The 1970s was the decade of the disaster movie. It brought us Airport, Earthquake, Towering Inferno and Meteor. In 1977 it was nuclear holocausts turn with Damnation Alley. This was to be 20th Century Fox’s second foray into the science fiction genre for the year and they were betting big on this film. They expected their other entry for the year to bomb. It was some space opera called Star Wars.

The budget was so low and the filmmakers so inexperienced, they used stock footage to great effect to show what a nuclear exchange would look like and the damage it would wrought. The detonations knock the Earth off its axis and unleash all manner of climate change, solar storms, tornadoes and floods into this new epoch of human survival. Our heroes are the military men that launched the retaliatory strike and have been living in underground bunkers for the last two years waiting for the radiation levels to drop. 

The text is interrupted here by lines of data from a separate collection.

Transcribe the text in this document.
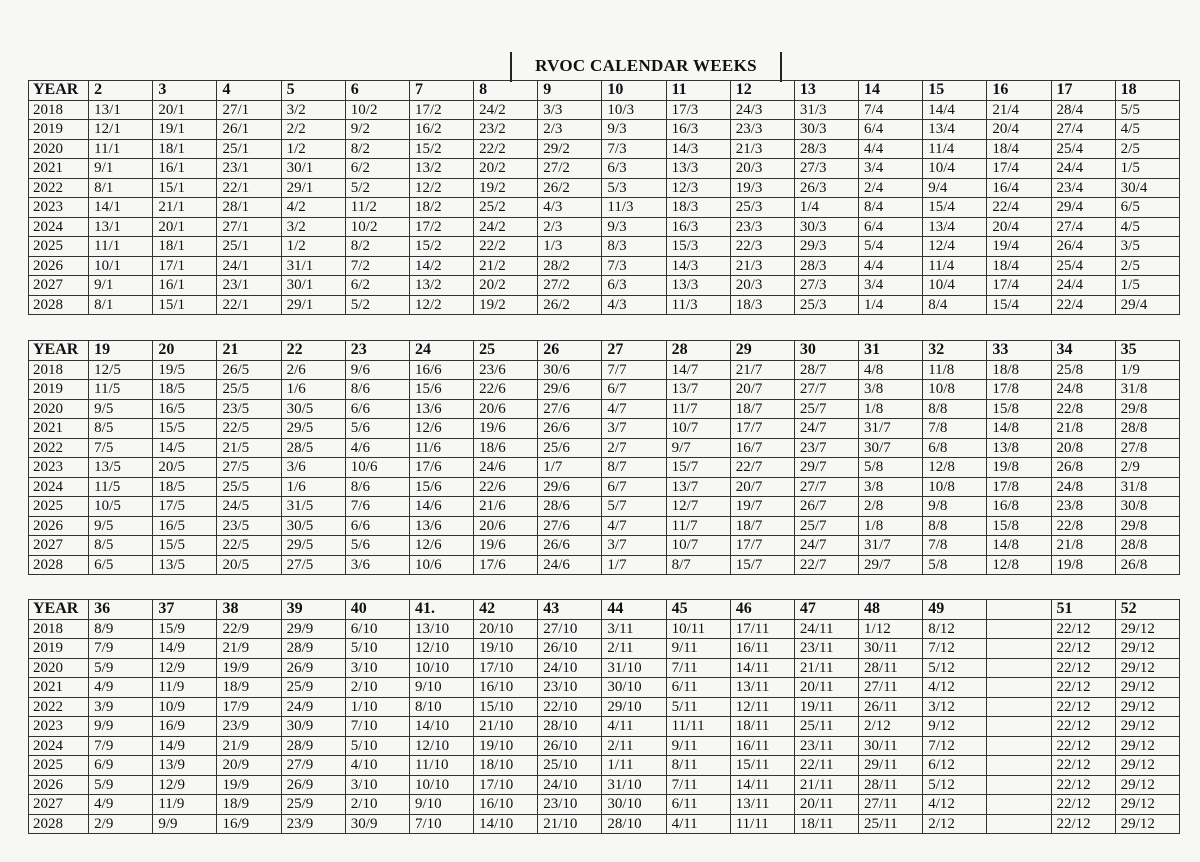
RVOC CALENDAR WEEKS
YEAR	2	3	4	5	6	7	8	9	10	11	12	13	14	15	16	17	18
2018	13/1	20/1	27/1	3/2	10/2	17/2	24/2	3/3	10/3	17/3	24/3	31/3	7/4	14/4	21/4	28/4	5/5
2019	12/1	19/1	26/1	2/2	9/2	16/2	23/2	2/3	9/3	16/3	23/3	30/3	6/4	13/4	20/4	27/4	4/5
2020	11/1	18/1	25/1	1/2	8/2	15/2	22/2	29/2	7/3	14/3	21/3	28/3	4/4	11/4	18/4	25/4	2/5
2021	9/1	16/1	23/1	30/1	6/2	13/2	20/2	27/2	6/3	13/3	20/3	27/3	3/4	10/4	17/4	24/4	1/5
2022	8/1	15/1	22/1	29/1	5/2	12/2	19/2	26/2	5/3	12/3	19/3	26/3	2/4	9/4	16/4	23/4	30/4
2023	14/1	21/1	28/1	4/2	11/2	18/2	25/2	4/3	11/3	18/3	25/3	1/4	8/4	15/4	22/4	29/4	6/5
2024	13/1	20/1	27/1	3/2	10/2	17/2	24/2	2/3	9/3	16/3	23/3	30/3	6/4	13/4	20/4	27/4	4/5
2025	11/1	18/1	25/1	1/2	8/2	15/2	22/2	1/3	8/3	15/3	22/3	29/3	5/4	12/4	19/4	26/4	3/5
2026	10/1	17/1	24/1	31/1	7/2	14/2	21/2	28/2	7/3	14/3	21/3	28/3	4/4	11/4	18/4	25/4	2/5
2027	9/1	16/1	23/1	30/1	6/2	13/2	20/2	27/2	6/3	13/3	20/3	27/3	3/4	10/4	17/4	24/4	1/5
2028	8/1	15/1	22/1	29/1	5/2	12/2	19/2	26/2	4/3	11/3	18/3	25/3	1/4	8/4	15/4	22/4	29/4
YEAR	19	20	21	22	23	24	25	26	27	28	29	30	31	32	33	34	35
2018	12/5	19/5	26/5	2/6	9/6	16/6	23/6	30/6	7/7	14/7	21/7	28/7	4/8	11/8	18/8	25/8	1/9
2019	11/5	18/5	25/5	1/6	8/6	15/6	22/6	29/6	6/7	13/7	20/7	27/7	3/8	10/8	17/8	24/8	31/8
2020	9/5	16/5	23/5	30/5	6/6	13/6	20/6	27/6	4/7	11/7	18/7	25/7	1/8	8/8	15/8	22/8	29/8
2021	8/5	15/5	22/5	29/5	5/6	12/6	19/6	26/6	3/7	10/7	17/7	24/7	31/7	7/8	14/8	21/8	28/8
2022	7/5	14/5	21/5	28/5	4/6	11/6	18/6	25/6	2/7	9/7	16/7	23/7	30/7	6/8	13/8	20/8	27/8
2023	13/5	20/5	27/5	3/6	10/6	17/6	24/6	1/7	8/7	15/7	22/7	29/7	5/8	12/8	19/8	26/8	2/9
2024	11/5	18/5	25/5	1/6	8/6	15/6	22/6	29/6	6/7	13/7	20/7	27/7	3/8	10/8	17/8	24/8	31/8
2025	10/5	17/5	24/5	31/5	7/6	14/6	21/6	28/6	5/7	12/7	19/7	26/7	2/8	9/8	16/8	23/8	30/8
2026	9/5	16/5	23/5	30/5	6/6	13/6	20/6	27/6	4/7	11/7	18/7	25/7	1/8	8/8	15/8	22/8	29/8
2027	8/5	15/5	22/5	29/5	5/6	12/6	19/6	26/6	3/7	10/7	17/7	24/7	31/7	7/8	14/8	21/8	28/8
2028	6/5	13/5	20/5	27/5	3/6	10/6	17/6	24/6	1/7	8/7	15/7	22/7	29/7	5/8	12/8	19/8	26/8
YEAR	36	37	38	39	40	41.	42	43	44	45	46	47	48	49		51	52
2018	8/9	15/9	22/9	29/9	6/10	13/10	20/10	27/10	3/11	10/11	17/11	24/11	1/12	8/12		22/12	29/12
2019	7/9	14/9	21/9	28/9	5/10	12/10	19/10	26/10	2/11	9/11	16/11	23/11	30/11	7/12		22/12	29/12
2020	5/9	12/9	19/9	26/9	3/10	10/10	17/10	24/10	31/10	7/11	14/11	21/11	28/11	5/12		22/12	29/12
2021	4/9	11/9	18/9	25/9	2/10	9/10	16/10	23/10	30/10	6/11	13/11	20/11	27/11	4/12		22/12	29/12
2022	3/9	10/9	17/9	24/9	1/10	8/10	15/10	22/10	29/10	5/11	12/11	19/11	26/11	3/12		22/12	29/12
2023	9/9	16/9	23/9	30/9	7/10	14/10	21/10	28/10	4/11	11/11	18/11	25/11	2/12	9/12		22/12	29/12
2024	7/9	14/9	21/9	28/9	5/10	12/10	19/10	26/10	2/11	9/11	16/11	23/11	30/11	7/12		22/12	29/12
2025	6/9	13/9	20/9	27/9	4/10	11/10	18/10	25/10	1/11	8/11	15/11	22/11	29/11	6/12		22/12	29/12
2026	5/9	12/9	19/9	26/9	3/10	10/10	17/10	24/10	31/10	7/11	14/11	21/11	28/11	5/12		22/12	29/12
2027	4/9	11/9	18/9	25/9	2/10	9/10	16/10	23/10	30/10	6/11	13/11	20/11	27/11	4/12		22/12	29/12
2028	2/9	9/9	16/9	23/9	30/9	7/10	14/10	21/10	28/10	4/11	11/11	18/11	25/11	2/12		22/12	29/12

A catastrophic explosion inside the military base forces them to go on a quest across the USA to find the source of the only radio transmission in the country being made. All that stands in their path is a 100 mile wide patch of land dubbed Damnation Alley.

The Real A-Team

Our heroes Major Denton and Lt. Jake Turner are played by a pre – A Team George Peppard and Jan Michael Vincent. They take the baddest Winnebago before Stripes came along across a post apocalyptic America, picking up stray survivors as they brave mutated humans, giant scorpions and irradiated cockroaches to attempt to reach New York. Hell, I half expected then to run into Mad Max on their journey. My only criticism of this movie was how abruptly it ended. Almost like it went over budget and they pulled the plug. Which it kind of did. But every penny  spent is up on the screen.

The Landmaster

Did I mention the real star of this movie is one of the greatest vehicles in cinema history called The Landmaster? It’s an amphibious armored personnel carrier that can go 60 MPH on land, traverse 60 degree inclines on a rotating twelve wheel chassis, floats in water and fires missiles. It was constructed at a cost of $350k and was so impressive, the studio demanded more of it in the final cut. The DVD has an awesome interview with its creator Dean Jeffries, who tells us what went into its design and whatever became of it in case you were wondering. Because I sure as hell was.

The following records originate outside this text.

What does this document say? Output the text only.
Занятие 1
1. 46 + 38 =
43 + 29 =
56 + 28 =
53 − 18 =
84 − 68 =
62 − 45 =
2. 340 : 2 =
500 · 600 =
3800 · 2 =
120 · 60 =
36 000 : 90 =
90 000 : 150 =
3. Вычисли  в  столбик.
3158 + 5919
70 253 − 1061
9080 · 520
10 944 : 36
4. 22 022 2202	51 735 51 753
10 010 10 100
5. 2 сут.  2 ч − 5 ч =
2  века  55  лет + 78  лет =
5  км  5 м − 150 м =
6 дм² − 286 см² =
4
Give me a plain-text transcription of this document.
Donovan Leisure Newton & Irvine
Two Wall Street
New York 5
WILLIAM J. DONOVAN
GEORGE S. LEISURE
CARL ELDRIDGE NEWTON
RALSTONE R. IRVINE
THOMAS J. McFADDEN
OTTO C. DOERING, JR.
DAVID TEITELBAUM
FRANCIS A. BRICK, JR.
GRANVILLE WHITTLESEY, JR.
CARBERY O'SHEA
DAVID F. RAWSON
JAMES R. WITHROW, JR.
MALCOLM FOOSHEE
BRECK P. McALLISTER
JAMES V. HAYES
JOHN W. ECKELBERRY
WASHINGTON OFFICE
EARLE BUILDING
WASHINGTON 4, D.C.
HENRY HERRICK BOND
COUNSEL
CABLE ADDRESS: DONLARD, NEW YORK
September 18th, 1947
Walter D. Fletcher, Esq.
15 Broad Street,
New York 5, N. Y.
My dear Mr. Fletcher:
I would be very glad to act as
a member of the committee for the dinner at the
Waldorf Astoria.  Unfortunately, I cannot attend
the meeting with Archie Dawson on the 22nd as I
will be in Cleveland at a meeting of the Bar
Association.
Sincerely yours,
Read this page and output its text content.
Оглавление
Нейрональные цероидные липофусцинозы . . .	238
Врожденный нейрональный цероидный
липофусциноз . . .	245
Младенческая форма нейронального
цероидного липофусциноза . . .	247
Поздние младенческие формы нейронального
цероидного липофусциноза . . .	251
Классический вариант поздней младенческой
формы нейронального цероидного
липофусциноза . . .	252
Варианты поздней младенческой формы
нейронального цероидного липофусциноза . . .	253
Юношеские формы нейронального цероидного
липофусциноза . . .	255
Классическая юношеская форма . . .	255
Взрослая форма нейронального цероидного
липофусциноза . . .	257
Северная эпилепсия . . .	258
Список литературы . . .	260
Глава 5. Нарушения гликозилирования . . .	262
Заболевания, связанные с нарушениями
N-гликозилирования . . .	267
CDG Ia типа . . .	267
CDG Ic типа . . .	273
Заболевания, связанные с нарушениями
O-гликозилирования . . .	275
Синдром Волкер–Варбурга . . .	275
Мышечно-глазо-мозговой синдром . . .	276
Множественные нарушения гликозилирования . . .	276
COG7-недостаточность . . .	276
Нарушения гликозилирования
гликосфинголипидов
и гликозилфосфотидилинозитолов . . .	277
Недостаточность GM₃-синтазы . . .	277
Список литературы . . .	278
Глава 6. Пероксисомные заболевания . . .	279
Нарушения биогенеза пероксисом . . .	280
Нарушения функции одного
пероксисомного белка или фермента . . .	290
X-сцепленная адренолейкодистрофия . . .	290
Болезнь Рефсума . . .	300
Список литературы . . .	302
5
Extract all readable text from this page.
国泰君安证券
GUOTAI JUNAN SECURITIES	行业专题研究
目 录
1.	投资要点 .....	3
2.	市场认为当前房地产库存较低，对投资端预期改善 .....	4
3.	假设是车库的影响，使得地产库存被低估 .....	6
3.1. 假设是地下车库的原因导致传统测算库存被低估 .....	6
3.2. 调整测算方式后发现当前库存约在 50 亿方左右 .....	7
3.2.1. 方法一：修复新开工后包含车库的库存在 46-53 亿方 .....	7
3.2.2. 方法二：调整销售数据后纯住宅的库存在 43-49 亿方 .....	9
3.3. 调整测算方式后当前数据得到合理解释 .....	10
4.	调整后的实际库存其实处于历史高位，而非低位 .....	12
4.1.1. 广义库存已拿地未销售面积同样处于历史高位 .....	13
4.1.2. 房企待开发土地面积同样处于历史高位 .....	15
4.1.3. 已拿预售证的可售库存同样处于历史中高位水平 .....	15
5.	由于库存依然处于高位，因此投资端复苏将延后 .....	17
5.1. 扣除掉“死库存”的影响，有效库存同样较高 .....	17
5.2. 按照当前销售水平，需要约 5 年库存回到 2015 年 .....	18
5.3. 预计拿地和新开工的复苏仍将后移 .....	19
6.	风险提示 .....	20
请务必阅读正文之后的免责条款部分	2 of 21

I don’t think this movie even went on to obtain cult status. But thanks to Scream Factory this movie has been plucked from obscurity, lovingly restored and given a DVD release complete with extras. I remember this as the loudest movie I have ever sat through. Turns out this was the first use of a new sound technology in movies called Sound 360, which predated Dolby. Another tidbit from the DVD extras was that Steve McQueen was the first choice for Peppard’s role as senior military man but he wanted too much money.

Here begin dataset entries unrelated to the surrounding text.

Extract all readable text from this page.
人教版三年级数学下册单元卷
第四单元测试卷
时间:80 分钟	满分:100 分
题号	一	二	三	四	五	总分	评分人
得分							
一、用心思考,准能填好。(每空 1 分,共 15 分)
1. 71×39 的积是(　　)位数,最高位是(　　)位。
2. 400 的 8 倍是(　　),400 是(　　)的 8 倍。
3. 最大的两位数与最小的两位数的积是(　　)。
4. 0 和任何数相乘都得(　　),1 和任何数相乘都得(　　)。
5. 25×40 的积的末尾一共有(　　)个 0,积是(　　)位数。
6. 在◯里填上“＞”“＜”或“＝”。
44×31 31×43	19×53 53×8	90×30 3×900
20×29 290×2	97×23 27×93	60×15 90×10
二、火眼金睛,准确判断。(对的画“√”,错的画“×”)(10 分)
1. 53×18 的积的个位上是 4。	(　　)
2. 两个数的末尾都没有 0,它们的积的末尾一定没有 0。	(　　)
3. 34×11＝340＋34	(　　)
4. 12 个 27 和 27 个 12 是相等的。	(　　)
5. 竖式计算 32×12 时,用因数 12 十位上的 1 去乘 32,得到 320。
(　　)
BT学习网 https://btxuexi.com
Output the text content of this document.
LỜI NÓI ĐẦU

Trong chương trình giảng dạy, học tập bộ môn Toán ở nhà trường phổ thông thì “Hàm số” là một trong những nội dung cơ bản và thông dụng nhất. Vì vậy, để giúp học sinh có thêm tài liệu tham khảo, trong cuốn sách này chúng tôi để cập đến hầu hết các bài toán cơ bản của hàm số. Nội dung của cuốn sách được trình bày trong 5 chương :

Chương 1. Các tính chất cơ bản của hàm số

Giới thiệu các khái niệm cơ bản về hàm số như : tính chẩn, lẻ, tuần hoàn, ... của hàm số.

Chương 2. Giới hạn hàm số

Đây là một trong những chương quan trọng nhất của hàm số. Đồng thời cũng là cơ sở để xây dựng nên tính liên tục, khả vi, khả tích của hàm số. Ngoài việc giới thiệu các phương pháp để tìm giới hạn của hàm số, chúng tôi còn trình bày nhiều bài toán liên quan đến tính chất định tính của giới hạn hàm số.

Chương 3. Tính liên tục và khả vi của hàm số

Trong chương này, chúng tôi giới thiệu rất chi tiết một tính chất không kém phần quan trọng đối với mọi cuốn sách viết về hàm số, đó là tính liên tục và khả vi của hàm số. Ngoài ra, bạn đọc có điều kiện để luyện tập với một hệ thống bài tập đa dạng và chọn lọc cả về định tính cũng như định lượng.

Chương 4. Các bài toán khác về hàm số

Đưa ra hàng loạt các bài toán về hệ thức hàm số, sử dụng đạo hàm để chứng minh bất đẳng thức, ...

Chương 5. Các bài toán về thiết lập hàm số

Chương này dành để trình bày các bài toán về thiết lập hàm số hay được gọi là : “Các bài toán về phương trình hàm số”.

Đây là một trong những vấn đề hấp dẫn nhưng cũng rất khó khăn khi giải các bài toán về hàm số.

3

This is one of those forgotten gems that screams out to be remade. Are you listening Hollywood? You’ve remade everything else. Bring The Landmaster back!


  1. It wasn’t a cheapie production (its reported budget ranges from $8M to $15M – so nearly as much as STAR WARS did, or half again as much!), the cast was overqualified given how it turned out, and while director Jack Smight may be the true Worst Director Ever (his filmmaking style was akin to directing traffic) studios loved him and his movies were largely successful. The original screenplay by Lukas Heller hewed far closer to the original novella (which Zelazny described as “a straight action yarn written after reading Hunter S. Thompson’s HELL’S ANGELS”) than the complete rewrite by Alan Sharp which removed everything that made the source material interesting.